About two dozen people turned out to present plaques and swap "war stories" of the unintentionally eventful tour of Mexico in September sponsored by Morris Air Travel.Hurricane Gilbert, which raised Cain with island and coastal areas, halted air and sea travel to Mexico. That in turn sent Morris representatives in Salt Lake City scrambling to help the 180 people who went on the trip through Morris Air Service.

"All of these people here wanted to participate in presenting this award to you," said Dave Waldner as he offered awards to Morris employees during a surprise party at the firm's Salt Lake offices.

Waldner and several other tourists wore "I survived Gilbert" T-shirts at the ceremony.

Morris Air Service employees Greg Jewkes and Rusty McNeal were given plaques that thanked them for their work in getting the tourists out of the Mexican area, which was hit with torrential rains and winds to 175 mph.

A third Morris employee who was not present, Scott Hoskings, also was honored.
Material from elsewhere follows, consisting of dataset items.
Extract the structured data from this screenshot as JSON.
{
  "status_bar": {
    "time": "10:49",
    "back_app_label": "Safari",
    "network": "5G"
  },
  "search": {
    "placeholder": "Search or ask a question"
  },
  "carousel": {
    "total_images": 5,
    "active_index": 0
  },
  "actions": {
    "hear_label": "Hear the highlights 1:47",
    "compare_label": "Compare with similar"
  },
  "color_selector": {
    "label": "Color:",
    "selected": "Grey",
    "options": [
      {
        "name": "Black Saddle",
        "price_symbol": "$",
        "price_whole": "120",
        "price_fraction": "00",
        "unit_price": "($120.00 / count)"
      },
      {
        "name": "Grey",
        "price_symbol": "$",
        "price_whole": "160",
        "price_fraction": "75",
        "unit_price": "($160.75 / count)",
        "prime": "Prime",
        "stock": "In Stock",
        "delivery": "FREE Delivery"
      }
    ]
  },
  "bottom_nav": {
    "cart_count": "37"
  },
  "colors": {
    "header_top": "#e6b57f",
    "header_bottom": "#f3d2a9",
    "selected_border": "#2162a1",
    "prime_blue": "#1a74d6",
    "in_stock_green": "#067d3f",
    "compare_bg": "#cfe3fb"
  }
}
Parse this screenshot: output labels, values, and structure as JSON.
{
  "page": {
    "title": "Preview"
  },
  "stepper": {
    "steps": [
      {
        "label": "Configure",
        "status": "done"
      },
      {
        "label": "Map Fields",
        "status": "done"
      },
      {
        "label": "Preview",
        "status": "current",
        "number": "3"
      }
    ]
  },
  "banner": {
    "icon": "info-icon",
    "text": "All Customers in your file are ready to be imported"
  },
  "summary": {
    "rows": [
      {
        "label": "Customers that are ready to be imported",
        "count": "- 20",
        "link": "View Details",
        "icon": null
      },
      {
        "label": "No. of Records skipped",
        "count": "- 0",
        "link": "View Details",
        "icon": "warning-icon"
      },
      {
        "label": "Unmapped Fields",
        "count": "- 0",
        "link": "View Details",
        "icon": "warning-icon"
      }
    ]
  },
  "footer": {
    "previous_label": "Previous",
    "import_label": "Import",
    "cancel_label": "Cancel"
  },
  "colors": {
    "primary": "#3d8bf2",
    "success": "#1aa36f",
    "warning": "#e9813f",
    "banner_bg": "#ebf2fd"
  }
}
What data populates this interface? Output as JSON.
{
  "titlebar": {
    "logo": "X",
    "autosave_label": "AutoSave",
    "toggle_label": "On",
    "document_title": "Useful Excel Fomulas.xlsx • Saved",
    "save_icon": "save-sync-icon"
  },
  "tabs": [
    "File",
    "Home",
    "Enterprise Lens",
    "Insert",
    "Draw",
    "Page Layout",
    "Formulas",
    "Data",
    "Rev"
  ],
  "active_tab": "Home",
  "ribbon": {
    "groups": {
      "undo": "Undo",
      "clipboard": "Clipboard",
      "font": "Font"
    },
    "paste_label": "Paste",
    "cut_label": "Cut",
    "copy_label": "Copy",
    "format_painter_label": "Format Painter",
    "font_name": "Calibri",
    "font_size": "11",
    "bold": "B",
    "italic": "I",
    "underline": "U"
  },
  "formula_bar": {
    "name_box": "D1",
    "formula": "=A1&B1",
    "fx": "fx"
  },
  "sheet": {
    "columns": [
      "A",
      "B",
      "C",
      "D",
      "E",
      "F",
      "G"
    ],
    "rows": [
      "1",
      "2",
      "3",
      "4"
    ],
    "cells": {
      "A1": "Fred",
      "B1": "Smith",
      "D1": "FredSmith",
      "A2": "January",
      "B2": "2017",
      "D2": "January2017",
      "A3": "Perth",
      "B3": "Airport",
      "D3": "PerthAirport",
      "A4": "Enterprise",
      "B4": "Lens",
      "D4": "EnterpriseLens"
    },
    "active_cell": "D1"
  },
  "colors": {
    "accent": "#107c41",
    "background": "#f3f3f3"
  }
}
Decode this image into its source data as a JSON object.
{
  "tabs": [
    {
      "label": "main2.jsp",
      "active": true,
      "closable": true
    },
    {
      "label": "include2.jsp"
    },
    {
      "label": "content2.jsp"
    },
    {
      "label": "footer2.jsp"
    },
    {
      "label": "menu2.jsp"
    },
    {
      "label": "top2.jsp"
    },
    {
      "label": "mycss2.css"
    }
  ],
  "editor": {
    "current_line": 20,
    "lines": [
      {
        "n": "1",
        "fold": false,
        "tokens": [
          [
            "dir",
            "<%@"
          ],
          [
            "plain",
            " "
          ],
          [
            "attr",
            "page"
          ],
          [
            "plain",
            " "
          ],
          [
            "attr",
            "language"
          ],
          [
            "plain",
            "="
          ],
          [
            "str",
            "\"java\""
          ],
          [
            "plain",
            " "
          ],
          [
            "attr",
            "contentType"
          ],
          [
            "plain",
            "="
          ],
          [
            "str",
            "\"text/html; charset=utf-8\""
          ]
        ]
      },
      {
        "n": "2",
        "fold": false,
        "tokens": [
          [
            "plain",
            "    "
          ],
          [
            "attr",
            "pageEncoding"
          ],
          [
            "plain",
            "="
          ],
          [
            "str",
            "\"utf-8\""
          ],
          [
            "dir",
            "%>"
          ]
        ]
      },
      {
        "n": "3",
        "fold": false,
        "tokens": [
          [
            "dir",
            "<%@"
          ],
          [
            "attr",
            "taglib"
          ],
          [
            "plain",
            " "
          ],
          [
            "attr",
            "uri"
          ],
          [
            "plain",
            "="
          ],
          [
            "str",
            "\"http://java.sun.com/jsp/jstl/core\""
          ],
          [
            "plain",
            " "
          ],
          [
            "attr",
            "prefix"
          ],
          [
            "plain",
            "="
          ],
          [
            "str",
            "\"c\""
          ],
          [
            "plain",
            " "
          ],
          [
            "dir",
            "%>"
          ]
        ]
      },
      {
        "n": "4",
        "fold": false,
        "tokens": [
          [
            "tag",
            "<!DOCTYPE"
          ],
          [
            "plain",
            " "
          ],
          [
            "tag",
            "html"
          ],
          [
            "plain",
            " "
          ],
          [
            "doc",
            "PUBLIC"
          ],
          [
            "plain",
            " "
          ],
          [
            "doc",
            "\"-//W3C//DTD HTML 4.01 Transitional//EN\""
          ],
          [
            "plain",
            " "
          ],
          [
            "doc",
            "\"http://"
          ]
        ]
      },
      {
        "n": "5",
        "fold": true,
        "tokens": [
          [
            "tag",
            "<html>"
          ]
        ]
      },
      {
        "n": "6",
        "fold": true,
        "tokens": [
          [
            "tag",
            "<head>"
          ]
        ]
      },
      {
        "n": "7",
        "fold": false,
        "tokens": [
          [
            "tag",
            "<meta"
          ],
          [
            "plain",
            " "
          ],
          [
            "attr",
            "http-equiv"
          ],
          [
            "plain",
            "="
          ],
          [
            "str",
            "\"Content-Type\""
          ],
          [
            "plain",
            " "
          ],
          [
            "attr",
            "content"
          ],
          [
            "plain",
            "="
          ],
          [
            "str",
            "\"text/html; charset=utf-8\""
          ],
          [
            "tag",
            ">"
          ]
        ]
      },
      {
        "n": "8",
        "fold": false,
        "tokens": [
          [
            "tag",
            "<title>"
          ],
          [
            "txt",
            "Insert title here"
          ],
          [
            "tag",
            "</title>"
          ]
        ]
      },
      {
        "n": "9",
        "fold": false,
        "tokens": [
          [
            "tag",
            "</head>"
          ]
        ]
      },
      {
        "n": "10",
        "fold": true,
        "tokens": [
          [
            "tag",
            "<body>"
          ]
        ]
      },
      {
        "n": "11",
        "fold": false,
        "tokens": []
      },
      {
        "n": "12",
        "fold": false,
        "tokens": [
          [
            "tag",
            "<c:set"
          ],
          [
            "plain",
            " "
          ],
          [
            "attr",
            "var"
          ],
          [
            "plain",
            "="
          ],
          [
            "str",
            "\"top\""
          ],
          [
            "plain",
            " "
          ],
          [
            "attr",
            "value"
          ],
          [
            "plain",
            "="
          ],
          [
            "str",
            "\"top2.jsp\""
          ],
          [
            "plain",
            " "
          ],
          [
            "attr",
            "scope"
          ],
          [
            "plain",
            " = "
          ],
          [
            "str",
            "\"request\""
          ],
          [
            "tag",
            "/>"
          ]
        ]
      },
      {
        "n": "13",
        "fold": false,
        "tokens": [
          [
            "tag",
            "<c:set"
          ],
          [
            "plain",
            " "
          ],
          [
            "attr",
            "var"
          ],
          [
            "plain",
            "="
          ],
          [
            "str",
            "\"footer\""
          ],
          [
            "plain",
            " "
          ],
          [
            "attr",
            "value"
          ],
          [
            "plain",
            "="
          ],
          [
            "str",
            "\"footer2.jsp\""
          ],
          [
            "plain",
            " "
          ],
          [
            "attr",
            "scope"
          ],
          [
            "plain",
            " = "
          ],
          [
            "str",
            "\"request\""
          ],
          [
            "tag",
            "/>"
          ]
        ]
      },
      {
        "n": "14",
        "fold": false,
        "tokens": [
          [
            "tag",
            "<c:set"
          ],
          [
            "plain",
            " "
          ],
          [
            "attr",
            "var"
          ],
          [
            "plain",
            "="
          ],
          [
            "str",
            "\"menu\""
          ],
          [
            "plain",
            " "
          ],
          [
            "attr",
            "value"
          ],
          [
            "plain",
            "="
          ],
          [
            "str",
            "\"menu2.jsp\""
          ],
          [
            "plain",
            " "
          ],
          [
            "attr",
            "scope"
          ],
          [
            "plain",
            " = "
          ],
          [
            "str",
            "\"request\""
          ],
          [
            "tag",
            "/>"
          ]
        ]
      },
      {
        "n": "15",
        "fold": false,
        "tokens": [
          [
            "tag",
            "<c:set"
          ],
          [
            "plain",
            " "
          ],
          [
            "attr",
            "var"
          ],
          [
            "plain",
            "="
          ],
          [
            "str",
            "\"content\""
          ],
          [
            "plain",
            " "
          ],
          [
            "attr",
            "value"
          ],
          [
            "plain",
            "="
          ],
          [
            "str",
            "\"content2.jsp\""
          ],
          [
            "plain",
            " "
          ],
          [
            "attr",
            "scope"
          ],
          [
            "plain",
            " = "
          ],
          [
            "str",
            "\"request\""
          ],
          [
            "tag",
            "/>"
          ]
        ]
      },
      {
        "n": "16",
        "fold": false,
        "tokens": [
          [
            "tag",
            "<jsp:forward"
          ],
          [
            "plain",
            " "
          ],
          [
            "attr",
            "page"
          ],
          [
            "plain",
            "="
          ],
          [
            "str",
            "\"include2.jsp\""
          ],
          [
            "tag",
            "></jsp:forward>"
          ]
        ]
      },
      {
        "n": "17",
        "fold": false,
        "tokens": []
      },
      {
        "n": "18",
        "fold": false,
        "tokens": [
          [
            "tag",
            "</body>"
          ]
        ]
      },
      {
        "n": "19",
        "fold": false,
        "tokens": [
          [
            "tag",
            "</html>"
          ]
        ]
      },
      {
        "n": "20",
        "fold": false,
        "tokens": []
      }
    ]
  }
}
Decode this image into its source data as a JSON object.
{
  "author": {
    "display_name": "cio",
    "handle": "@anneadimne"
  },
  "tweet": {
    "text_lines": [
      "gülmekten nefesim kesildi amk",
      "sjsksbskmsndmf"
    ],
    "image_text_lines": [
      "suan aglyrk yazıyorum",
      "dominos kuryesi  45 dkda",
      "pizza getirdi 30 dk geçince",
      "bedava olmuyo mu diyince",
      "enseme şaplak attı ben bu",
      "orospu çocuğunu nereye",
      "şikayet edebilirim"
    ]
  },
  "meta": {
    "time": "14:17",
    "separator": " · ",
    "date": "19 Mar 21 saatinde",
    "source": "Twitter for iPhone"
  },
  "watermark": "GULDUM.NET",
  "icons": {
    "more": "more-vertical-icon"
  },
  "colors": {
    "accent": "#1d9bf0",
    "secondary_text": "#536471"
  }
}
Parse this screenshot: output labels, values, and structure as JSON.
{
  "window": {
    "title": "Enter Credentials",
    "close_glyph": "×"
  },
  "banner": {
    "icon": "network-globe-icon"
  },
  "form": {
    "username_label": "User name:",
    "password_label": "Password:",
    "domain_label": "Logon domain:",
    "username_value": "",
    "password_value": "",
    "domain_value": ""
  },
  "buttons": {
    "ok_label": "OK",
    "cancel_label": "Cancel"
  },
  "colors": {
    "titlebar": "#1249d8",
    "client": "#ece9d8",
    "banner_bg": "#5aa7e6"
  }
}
Hoskings is the Morris representative in Cancun.

"I can honestly tell you they did not eat or sleep for two days and two nights worrying about you," Jewkes told the grateful tourists.

Morris chartered a plane Sept. 14 to pick up the tourists, who were among 5,000 Americans stranded when the hurricane knocked out power and air travel to the Mexican city.

"One thing we learned is if we ever go through another hurricane, we'll go through Morris," said Ron Palmer, a paramedic from Salt Lake County.

Some of the Utahns reported being assaulted by other tourists who were upset at not being retrieved by their air charter service.

Jewkes said he had $9,000 in $20 bills when he arrived. "I had enough money in my pocket to bribe any Mexican official."

The Morris representatives said the Federal Aviation Administration finally allowed them to get the Lear jet into the country after the federal agency suspended flights during the hurricane.

They arrived with candy, water and jogging outfits for the stranded tourists, not knowing what the situation was as communications between the United States and Mexico was non-existent for 72 hours after Gilbert hit.

Holly Soter, tour agent manager, said the awards were "really important to Morris Air Service. It's our first natural disaster."